Stwierdzenie „to nie teatr” można odnieść także w pewnym sensie do samej sztuki, gdyż z teatralnego punktu widzenia na scenie ogląda się niewiele teatru. Przedstawienie można określić jako teatr minimalistyczny o silnej podstawie tekstowej, prawie bez scenicznej akcji. Akcja toczy się w pomieszczeniu studia filmowego, gdzie uczestniczymy w końcowej fazie montażu filmu dokumeltalnego. Aktorka Katy (Nina Hoss) czyta do mikrofonu tekst ścieżki dźwiękowej, głos z offu, który stanowi książka Didiera Eribona „Retour à Reims”. Przez ponad godzinę tego niespełna dwugodzinnego przedstawienia słuchamy więc książki francuskiego socjologa i oglądamy na wielkim ekranie film, wykonany przez Ostermeiera i Sebastiena Dupoueya (w samej sztuce dzieło Reżysera granego w Niemczech przez Sebastiana Schwarza lub Hansa-Jochena Wagnera, a przy występach w krajach angielskojęzycznych przez Busha Moukarzela). Zapewne trudno jest w to w pierwszej chwili uwierzyć, ale ta lektura na głos – wstawiona w sytuację dramatyczną, pod koniec wybijającą się na pierwszy plan - tworzy naprawdę niezwykły teatr.

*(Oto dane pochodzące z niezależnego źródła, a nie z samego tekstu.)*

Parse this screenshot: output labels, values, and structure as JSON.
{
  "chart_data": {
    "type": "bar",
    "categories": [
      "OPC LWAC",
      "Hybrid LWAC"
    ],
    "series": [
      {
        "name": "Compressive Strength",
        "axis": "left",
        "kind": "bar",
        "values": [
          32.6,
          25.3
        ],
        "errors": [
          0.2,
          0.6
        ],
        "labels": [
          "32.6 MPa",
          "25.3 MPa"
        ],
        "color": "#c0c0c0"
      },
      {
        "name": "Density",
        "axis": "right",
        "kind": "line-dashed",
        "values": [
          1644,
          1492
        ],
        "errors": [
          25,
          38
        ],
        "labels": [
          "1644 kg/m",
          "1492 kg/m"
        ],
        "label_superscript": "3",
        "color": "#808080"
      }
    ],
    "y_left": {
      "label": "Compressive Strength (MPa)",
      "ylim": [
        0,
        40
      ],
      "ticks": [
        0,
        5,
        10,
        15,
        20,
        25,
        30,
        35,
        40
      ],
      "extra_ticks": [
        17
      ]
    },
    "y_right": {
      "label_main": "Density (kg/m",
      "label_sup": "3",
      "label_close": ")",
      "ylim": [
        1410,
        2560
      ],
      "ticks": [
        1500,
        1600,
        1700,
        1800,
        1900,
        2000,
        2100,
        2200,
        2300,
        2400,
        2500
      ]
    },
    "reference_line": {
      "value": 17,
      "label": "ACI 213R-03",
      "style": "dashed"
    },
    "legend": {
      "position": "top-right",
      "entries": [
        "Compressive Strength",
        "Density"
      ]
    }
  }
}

Spektakl jest zajmujący dla każdego, kto szuka dziś odpowiedzi na pytanie o przyczyny koniunktury ruchów prawicowych i nacjonalistycznych w Europie czy też zwycięstwa Donalda Trumpa w ostatnich wyborach prezydenckich w USA. Czołowy dziś myśliciel francuski koncentruje się wprawdzie na sprawach swojego kraju, poruszając różne problemy i ich specyficzne przejawy we Francji, jak na przykład wykluczające struktury tamtejszego systemu edukacyjnego, który uniemożliwia już wcześnie takie kariery jak jego, homofobię prowincji, której sam doświadczył, francuską ksenofobię niższych grup społecznych, znaną jako fenomen od czasów migracji lat pięćdziesiątych z Magrebu, agresję i przemoc występujące u robotników i szczególnie wyraźne dyskryminowanie kobiet. Głównym tematem jednak jest sprawa coraz silniejszej konserwatywnej prawicowości, która nie ogranicza się do Francji i umożliwia przełożenie wielu obserwacji i mechanizmów na inne kraje.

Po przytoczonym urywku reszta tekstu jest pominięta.